The federal government has acknowledged that it shares its terrorist watchlist with more than 1,400 private entities, including hospitals and universities, prompting concerns from civil libertarians that those mistakenly placed on the list could face a wide variety of hassles in their daily lives.
The government’s admission that it shares the list so broadly comes after years of insistence that the list is generally not shared with the private sector.
Gadeir Abbas, a lawyer with the Council on American-Islamic Relations, which has filed a constitutional challenge to the government’s use of the watchlist, called the government’s admission shocking.
“We’ve always suspected there was private-sector dissemination of the terror watchlist, but we had no idea the breadth of the dissemination would be so large,” Abbas said.

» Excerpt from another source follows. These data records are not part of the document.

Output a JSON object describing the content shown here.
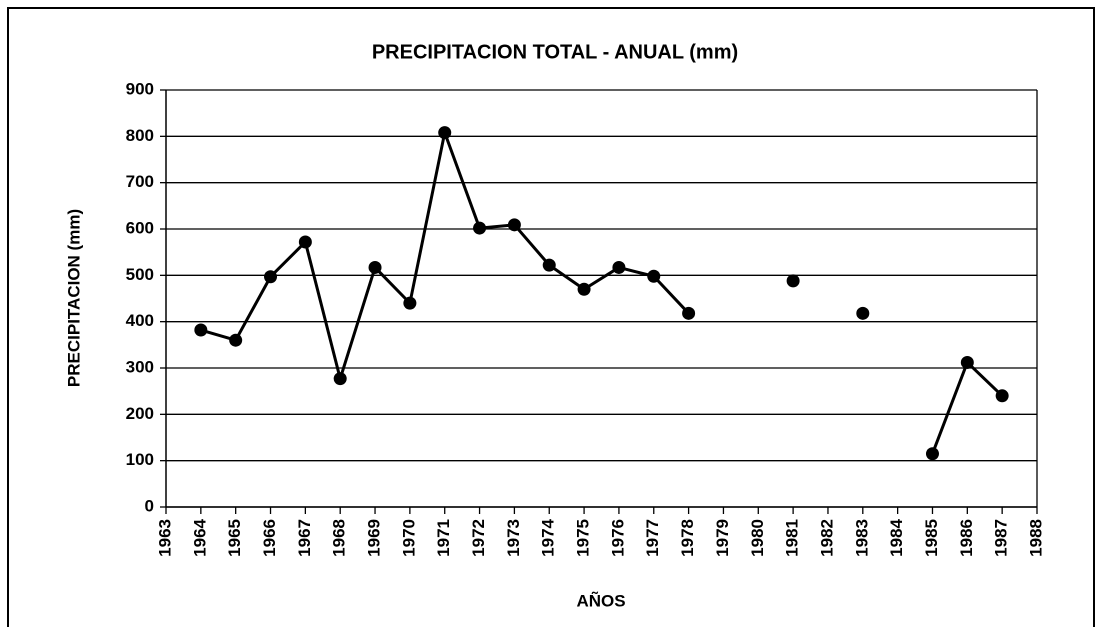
{
  "chart_data": {
    "type": "line",
    "title": "PRECIPITACION TOTAL - ANUAL (mm)",
    "x_label": "AÑOS",
    "y_label": "PRECIPITACION (mm)",
    "x": [
      1964,
      1965,
      1966,
      1967,
      1968,
      1969,
      1970,
      1971,
      1972,
      1973,
      1974,
      1975,
      1976,
      1977,
      1978,
      1979,
      1980,
      1981,
      1982,
      1983,
      1984,
      1985,
      1986,
      1987
    ],
    "values": [
      382,
      360,
      497,
      572,
      277,
      517,
      440,
      808,
      602,
      609,
      522,
      470,
      517,
      498,
      418,
      null,
      null,
      488,
      null,
      418,
      null,
      115,
      312,
      240
    ],
    "color": "#000000",
    "xlim": [
      1963,
      1988
    ],
    "xticks": [
      1963,
      1964,
      1965,
      1966,
      1967,
      1968,
      1969,
      1970,
      1971,
      1972,
      1973,
      1974,
      1975,
      1976,
      1977,
      1978,
      1979,
      1980,
      1981,
      1982,
      1983,
      1984,
      1985,
      1986,
      1987,
      1988
    ],
    "ylim": [
      0,
      900
    ],
    "yticks": [
      0,
      100,
      200,
      300,
      400,
      500,
      600,
      700,
      800,
      900
    ],
    "grid": true
  }
}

The watchlist is supposed to include only those who are known or suspected terrorists but contains hundreds of thousands of names. The government’s no-fly list is culled from a small subset of the watchlist.

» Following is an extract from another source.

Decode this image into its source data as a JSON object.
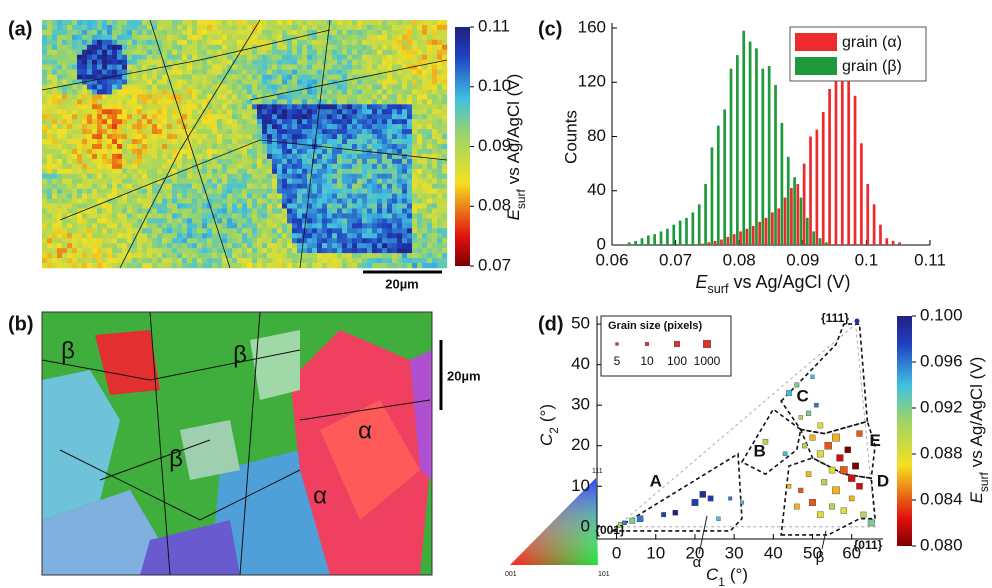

Critics say that the watchlist is wildly overbroad and mismanaged, and that large numbers of people wrongly included on the list suffer routine difficulties and indignities because of their inclusion.
The government’s admission comes in a class-action lawsuit filed in federal court in Alexandria by Muslims who say they regularly experience difficulties in travel, financial transactions and interactions with law enforcement because they have been wrongly added to the list. The Associated Press is the first to report on the disclosure after reviewing the case documents.